No, there would have to be a great deal more involved than a software package to commandeer an airliner, kidnap technical contractors, and then “disappear” the plane and over 200 passengers (who, sadly, were most likely murdered for the sake of expediency).
The “great deal more” I am told was rather a revolutionary piece of hardware, not software, and it is not integral to digital data systems, although it is no doubt used in conjunction with them. The engineers were part of a joint US-China effort that resulted in one of the most advanced small gyroscopes for flight ever developed – flight, as in long-distance space flight.
As you probably know, China has made great strides in the area of space flight in recent years, and they’re quite proud of it. And considering the Obama administration’s intentions to devastate America’s economy, enslave her people, and part out her resources to Russia and China, a joint US-China space initiative doesn’t seem out of the ordinary. Why, it’s as American as McDonald’s on a Beijing street corner, right?
So what went wrong? Well, apparently the DOD got wind that these engineers (who, despite operating under the auspices of Freescale and/or other companies, were not American nationals) were on their way to abscond to China with their prototypes (which were in the cargo hold of the 777) and other valuable materials, thereby cutting the US out of the program entirely.

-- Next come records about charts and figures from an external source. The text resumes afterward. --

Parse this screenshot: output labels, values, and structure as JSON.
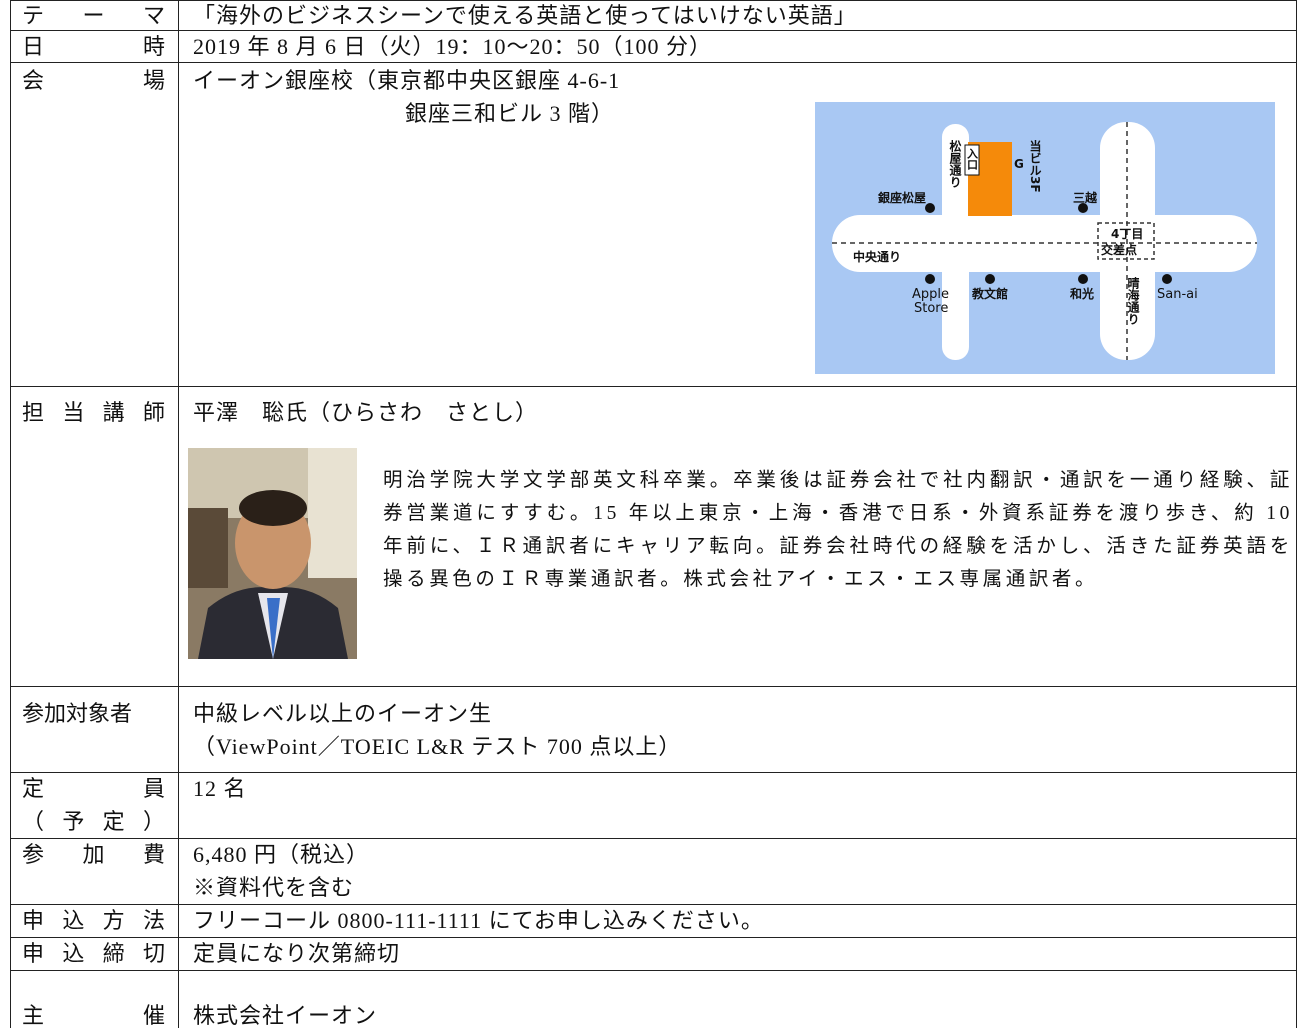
{
  "rows": [
    {
      "label": [
        "テーマ"
      ],
      "content": [
        "「海外のビジネスシーンで使える英語と使ってはいけない英語」"
      ]
    },
    {
      "label": [
        "日時"
      ],
      "content": [
        "2019 年 8 月 6 日（火）19：10〜20：50（100 分）"
      ]
    },
    {
      "label": [
        "会場"
      ],
      "content": [
        "イーオン銀座校（東京都中央区銀座 4-6-1",
        "銀座三和ビル 3 階）"
      ]
    },
    {
      "label": [
        "担当講師"
      ],
      "content": [
        "平澤　聡氏（ひらさわ　さとし）",
        "明治学院大学文学部英文科卒業。卒業後は証券会社で社内翻訳・通訳を一通り経験、証券営業道にすすむ。15 年以上東京・上海・香港で日系・外資系証券を渡り歩き、約 10 年前に、ＩＲ通訳者にキャリア転向。証券会社時代の経験を活かし、活きた証券英語を操る異色のＩＲ専業通訳者。株式会社アイ・エス・エス専属通訳者。"
      ]
    },
    {
      "label": [
        "参加対象者"
      ],
      "content": [
        "中級レベル以上のイーオン生",
        "（ViewPoint／TOEIC L&R テスト 700 点以上）"
      ]
    },
    {
      "label": [
        "定員",
        "（予定）"
      ],
      "content": [
        "12 名"
      ]
    },
    {
      "label": [
        "参加費"
      ],
      "content": [
        "6,480 円（税込）",
        "※資料代を含む"
      ]
    },
    {
      "label": [
        "申込方法"
      ],
      "content": [
        "フリーコール 0800-111-1111 にてお申し込みください。"
      ]
    },
    {
      "label": [
        "申込締切"
      ],
      "content": [
        "定員になり次第締切"
      ]
    },
    {
      "label": [
        "主催"
      ],
      "content": [
        "株式会社イーオン"
      ]
    }
  ],
  "map": {
    "labels": [
      "松屋通り",
      "入口",
      "当ビル3F",
      "銀座松屋",
      "三越",
      "4丁目",
      "交差点",
      "中央通り",
      "Apple",
      "Store",
      "教文館",
      "和光",
      "晴海通り",
      "San-ai"
    ]
  }
}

And why not? It’s fairly well-known in the intelligence community that the Chinese government has absolutely no respect for President Obama, and his telegraphing weak foreign policy all around the world wouldn’t lend itself to a sudden changing of his stripes (ineffectual posturing over Ukraine notwithstanding). Additionally, my understanding is that China technically owned this technology; the US was aiding in its development under a partnership, which apparently the Chinese decided to end in a rather ex parte manner.
The CIA went into action, in concert with the DOD and Boeing engineers. They commandeered Flight 370 en route, digitally, without the foreknowledge of the pilots or crew, diverting it to Diego Garcia. I imagine that’s where the aircraft made that now-infamous and mysterious turn just northeast of Malaysia.
So essentially, the CIA double-crossed the Chinese before they could double-cross us.
Flight 370’s pilots (one of whom being the pro-Islamist Zaharie Ahmad Shah) may have been afforded the opportunity to continue on to another Muslim country, blend in and take on a new identity, given the sentiments of those in the current administration. In any case, it was the geeks and the goods that the CIA was after, and I’m led to believe that’s what they got.
My understanding is that the foregoing information has been confirmed at the highest levels of our government, though not the current one, if that’s cryptic enough for you.
At least, that’s what my source tells me. And they haven’t been wrong yet.